Paul Marks

Personal information
- Full name: Paul Andrew Marks
- Born: 30 August 1967 (age 58) Southampton, Hampshire, England
- Height: 6 ft 2 in (1.88 m)
- Batting: Right-handed
- Bowling: Right-arm medium

Domestic team information
- 2001: Hampshire Cricket Board

Career statistics
| Competition | List A |
| Matches | 2 |
| Runs scored | 22 |
| Batting average | 22.00 |
| 100s/50s | 0/0 |
| Top score | 17* |
| Catches/stumpings | 0/– |
- Source: Cricinfo, 28 December 2009

= Paul Marks (cricketer) =

English cricketer (born 1967)

Paul Andrew Marks (born 30 August 1967) is a former English cricketer.
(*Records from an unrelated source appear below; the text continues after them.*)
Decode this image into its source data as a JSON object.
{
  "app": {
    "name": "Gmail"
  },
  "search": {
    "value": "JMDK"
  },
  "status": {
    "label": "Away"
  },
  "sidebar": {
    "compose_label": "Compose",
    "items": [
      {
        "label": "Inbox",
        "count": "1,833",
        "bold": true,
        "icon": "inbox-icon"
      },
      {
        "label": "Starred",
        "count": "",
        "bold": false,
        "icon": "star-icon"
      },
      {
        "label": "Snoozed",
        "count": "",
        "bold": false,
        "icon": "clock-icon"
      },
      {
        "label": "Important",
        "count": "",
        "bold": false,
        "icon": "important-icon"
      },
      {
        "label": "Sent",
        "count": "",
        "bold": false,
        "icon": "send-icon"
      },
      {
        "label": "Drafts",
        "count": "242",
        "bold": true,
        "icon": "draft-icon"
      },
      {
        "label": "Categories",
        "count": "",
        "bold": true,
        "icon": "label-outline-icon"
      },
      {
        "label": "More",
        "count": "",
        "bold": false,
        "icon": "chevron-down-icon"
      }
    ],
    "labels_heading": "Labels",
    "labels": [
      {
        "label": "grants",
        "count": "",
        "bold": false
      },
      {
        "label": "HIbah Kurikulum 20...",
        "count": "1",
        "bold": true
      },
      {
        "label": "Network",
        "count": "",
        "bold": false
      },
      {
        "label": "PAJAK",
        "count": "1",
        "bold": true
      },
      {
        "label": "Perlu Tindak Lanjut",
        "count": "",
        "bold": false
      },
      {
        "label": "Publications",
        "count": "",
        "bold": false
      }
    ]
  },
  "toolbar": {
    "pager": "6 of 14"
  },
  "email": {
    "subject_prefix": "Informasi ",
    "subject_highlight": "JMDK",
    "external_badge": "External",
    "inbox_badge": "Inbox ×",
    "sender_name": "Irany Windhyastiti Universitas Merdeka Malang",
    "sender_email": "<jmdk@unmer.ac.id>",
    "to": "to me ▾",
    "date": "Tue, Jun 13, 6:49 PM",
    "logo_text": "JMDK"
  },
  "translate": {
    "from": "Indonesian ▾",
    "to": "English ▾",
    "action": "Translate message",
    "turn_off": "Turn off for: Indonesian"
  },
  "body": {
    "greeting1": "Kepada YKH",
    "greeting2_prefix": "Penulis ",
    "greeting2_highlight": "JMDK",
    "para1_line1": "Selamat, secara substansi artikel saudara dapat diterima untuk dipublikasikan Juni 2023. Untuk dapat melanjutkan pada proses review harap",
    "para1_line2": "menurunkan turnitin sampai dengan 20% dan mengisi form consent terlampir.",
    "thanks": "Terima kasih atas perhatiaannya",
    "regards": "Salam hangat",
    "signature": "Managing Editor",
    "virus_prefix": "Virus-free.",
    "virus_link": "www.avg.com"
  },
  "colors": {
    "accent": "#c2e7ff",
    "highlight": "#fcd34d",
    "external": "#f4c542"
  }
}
Marks was a right-handed batsman who bowled right-arm medium pace. He was born at Southampton in 1967.

Marks made his List-A debut for the Hampshire Cricket Board in the 1st Round of the 2001 Cheltenham and Gloucester Trophy against the Kent Cricket Board. Marks final List-A match came in 2nd Round of the 2002 Cheltenham and Gloucester Trophy, which was played in 2001 against Ireland.